‘California Love’ is a history lesson on Los Angeles complete with lessons on Kobe, the Compton Cowboys, and L.A.’s green parrots
Meet Walter Thompson-Hernàndez – a Los Angeles-born author and writer for The New York Times whose works have focused on identity and belonging in cultures and subcultures around the world. He’s written and directed Sundance Award-winning films, music videos, and commercials. He’s traveled across the globe to Japan, Brazil, and Mexico for his stories. He’s written about fatherhood in Madagascar, biographies on Black communities in Peru, stories on the Cowgirls of Houston, and chronicled the multiracial experience in Belgium.

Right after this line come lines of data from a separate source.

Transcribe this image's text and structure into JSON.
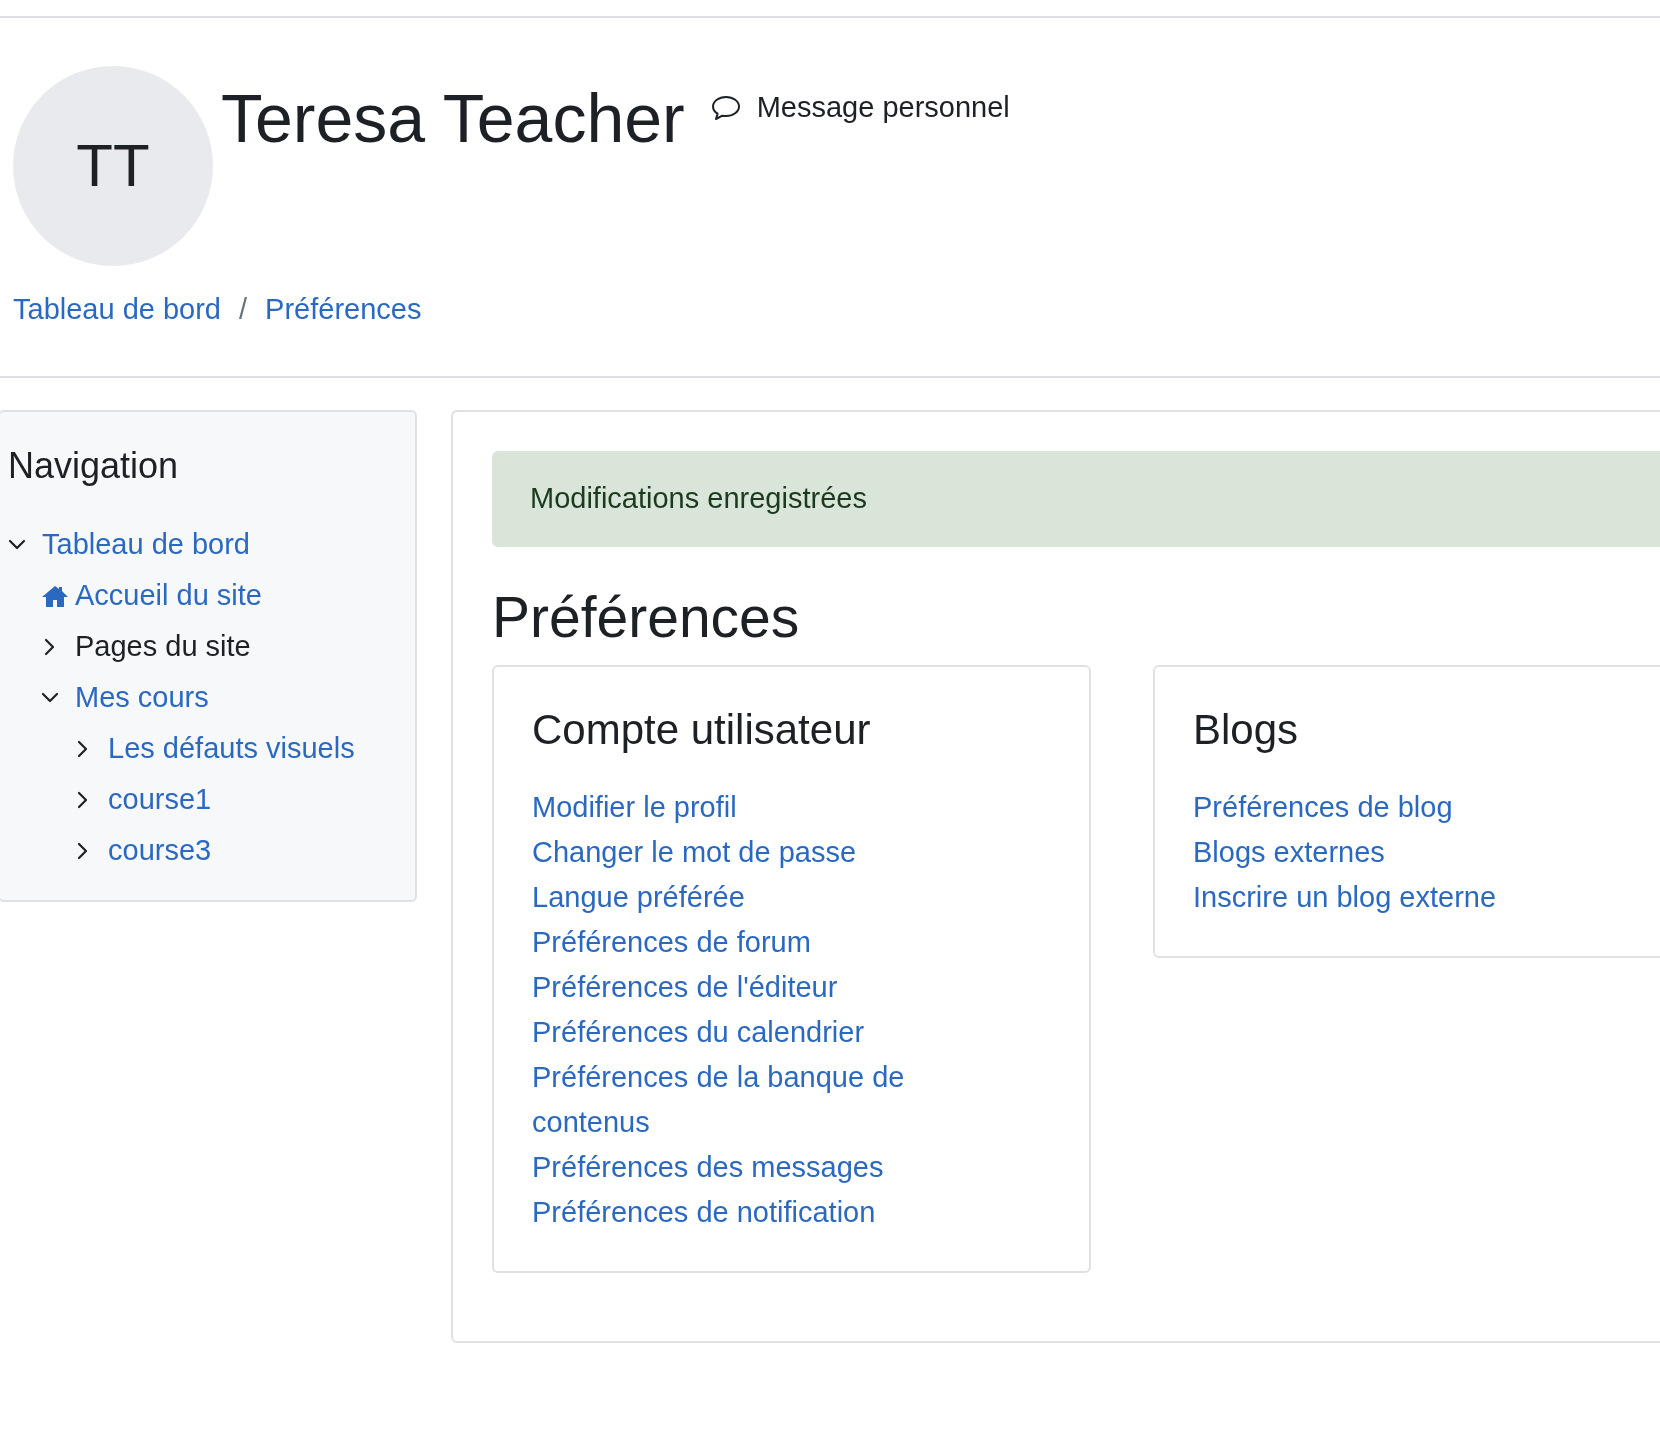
{
  "header": {
    "avatar_initials": "TT",
    "name": "Teresa Teacher",
    "message_link": "Message personnel"
  },
  "breadcrumb": {
    "separator": "/",
    "items": [
      {
        "label": "Tableau de bord"
      },
      {
        "label": "Préférences"
      }
    ]
  },
  "navigation": {
    "title": "Navigation",
    "items": [
      {
        "label": "Tableau de bord",
        "kind": "link",
        "expanded": true,
        "children": [
          {
            "label": "Accueil du site",
            "kind": "home"
          },
          {
            "label": "Pages du site",
            "kind": "text",
            "expanded": false
          },
          {
            "label": "Mes cours",
            "kind": "link",
            "expanded": true,
            "children": [
              {
                "label": "Les défauts visuels",
                "kind": "link",
                "expanded": false
              },
              {
                "label": "course1",
                "kind": "link",
                "expanded": false
              },
              {
                "label": "course3",
                "kind": "link",
                "expanded": false
              }
            ]
          }
        ]
      }
    ]
  },
  "main": {
    "alert": "Modifications enregistrées",
    "heading": "Préférences",
    "cards": [
      {
        "title": "Compte utilisateur",
        "links": [
          "Modifier le profil",
          "Changer le mot de passe",
          "Langue préférée",
          "Préférences de forum",
          "Préférences de l'éditeur",
          "Préférences du calendrier",
          "Préférences de la banque de contenus",
          "Préférences des messages",
          "Préférences de notification"
        ]
      },
      {
        "title": "Blogs",
        "links": [
          "Préférences de blog",
          "Blogs externes",
          "Inscrire un blog externe"
        ]
      }
    ]
  }
}
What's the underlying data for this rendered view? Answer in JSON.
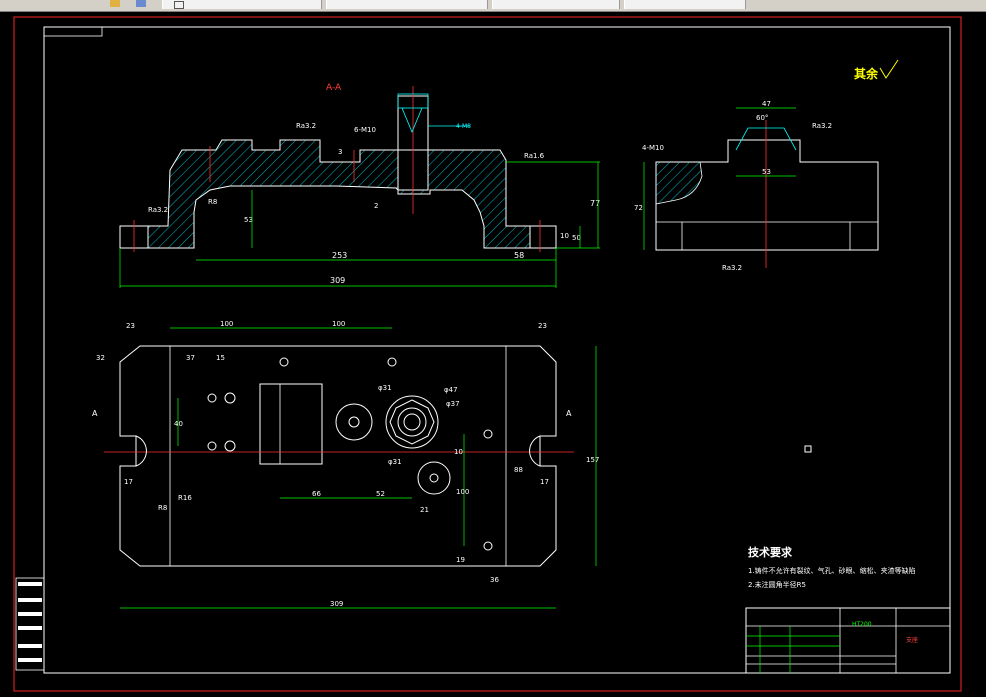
{
  "toolbar": {
    "tabs": [
      {
        "label": "",
        "id": "t1"
      },
      {
        "label": "",
        "id": "t2"
      },
      {
        "label": "",
        "id": "t3"
      },
      {
        "label": "",
        "id": "t4"
      }
    ]
  },
  "drawing": {
    "section_label": "A-A",
    "surface_rest": "其余",
    "view_label_left": "A",
    "view_label_right": "A",
    "ra": "Ra3.2",
    "ra_b": "Ra1.6",
    "holes_top": "4-M8",
    "holes_mid": "6-M10",
    "holes_side": "4-M10",
    "d_top_253": "253",
    "d_top_58": "58",
    "d_top_309": "309",
    "d_top_77": "77",
    "d_top_10": "10",
    "d_top_50": "50",
    "d_top_R8": "R8",
    "d_top_53": "53",
    "d_top_3": "3",
    "d_top_2": "2",
    "d_side_47": "47",
    "d_side_53": "53",
    "d_side_72": "72",
    "d_side_60": "60°",
    "d_plan_23": "23",
    "d_plan_100a": "100",
    "d_plan_100b": "100",
    "d_plan_37": "37",
    "d_plan_15": "15",
    "d_plan_32": "32",
    "d_plan_40": "40",
    "d_plan_66": "66",
    "d_plan_52": "52",
    "d_plan_21": "21",
    "d_plan_17": "17",
    "d_plan_309": "309",
    "d_plan_157": "157",
    "d_plan_R16": "R16",
    "d_plan_R8": "R8",
    "d_plan_phi31": "φ31",
    "d_plan_phi47": "φ47",
    "d_plan_phi37": "φ37",
    "d_plan_phi31b": "φ31",
    "d_plan_100c": "100",
    "d_plan_10": "10",
    "d_plan_19": "19",
    "d_plan_88": "88",
    "d_plan_36": "36",
    "tech_title": "技术要求",
    "tech_line1": "1.铸件不允许有裂纹、气孔、砂眼、缩松、夹渣等缺陷",
    "tech_line2": "2.未注圆角半径R5",
    "title_material": "HT200",
    "title_name": "支座"
  }
}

But all of this travel, all of his desire to learn and grow, stems from his love of Los Angeles. He grew up on the westside of L.A., raised by his mother. They had moved there from the south east corner of the sprawling county, and he couldn’t love it more. The title of his podcast, “California Love,” comes from Tupac‘s and Dr. Dre’s collaboration by the same name. Growing up, this was Thompson-Hernàndez’s anthem, as it was for most kids growing up in the sprawling city of Los Angeles.
“California Love” is six episodes long, along with a 10-minute prologue and epilogue. Episodes are about 35 minutes a pop, each one exploring a different aspect of Los Angeles that has either changed, remained the same, or vanished entirely.
Kobe, graffiti, and the Compton Cowboys
But its focus is on the lives and experiences of people of color in the city, especially as the city seems to push them out. Thompson-Hernàndez dives into the colorful streets of Los Angeles that he has trouble finding now. He talks about graffitiing across L.A. as a means of escape from his home and his mother’s abusive boyfriend. He talks about L.A.’s infamous Scared Straight program, which was established in the 1970s to deter juvenile crime, to which Thompson-Hernàndez was admitted to at just 11 years old for the graffitiing. He talks about how the program (not shockingly) did the exact opposite of its intentions, instead making Thompson-Hernàndez love tagging more and finding even more meaning in it.
He obviously speaks about Kobe Bryant. With this podcast being released in mid-2020, Kobe‘s death was still overwhelmingly raw – the collective mourning, the plentiful memorials, the numerous tributes. Thompson-Hernàndez talks about the Compton Cowboys, a group of childhood friends in the late ’90s who used horseback riding to combat the negative stereotypes of Black Americans in L.A., specifically Compton, and to provide a positive alternative path for kids in the area. He interviews his own mother, Ellie, who moved from a small town in Mexico to Los Angeles at just 14 years old, to understand her relationship with the city.
Must-listen episode: “Parrots: A Parable”
Thompson-Hernàndez gives us a remarkably emotional first-person (first-parrot, as he calls it) account about L.A.’s green parrots. He tells of the myths and legends about the formation of the green parrot population in L.A., with rumors of them coming from owners releasing them due to a Bel Air bushfire in the ’60s, to the Van Nuys Busch Garden theme park that housed numerous parrots that may have escaped when the park converted to a brewery.
While “California Love” is Thompson-Hernàndez’s singular experience growing up, he invites listeners to make it a collective adoration. He asks listeners to love L.A. as much as he does but not for the things that people typically associate with the metropolis. His career is based on wanting to see what life was like outside of Los Angeles, what makes countries and cities around the world different or entirely the same. But “California Love” is his return to the city that has already taught him so much, a city that has changed a lot since the 1990s, and reacquainting himself with the stranger that is L.A. in the 2020s.
Most of all, “California Love” is Thompson-Hernàndez’s love letter to Los Angeles and an emphasis on the disappearing diversity of the city. He takes us through the disappearing Black and Brown communities on the westside, mourning the loss of POC-owned establishments and housing. He has seen his friends need to abandon their smaller communities within the large city – like his friend who had to leave Venice due to rising rent, or his friend who left California entirely for Arizona. While L.A. raised him and taught him, L.A. has changed just as Walter has himself.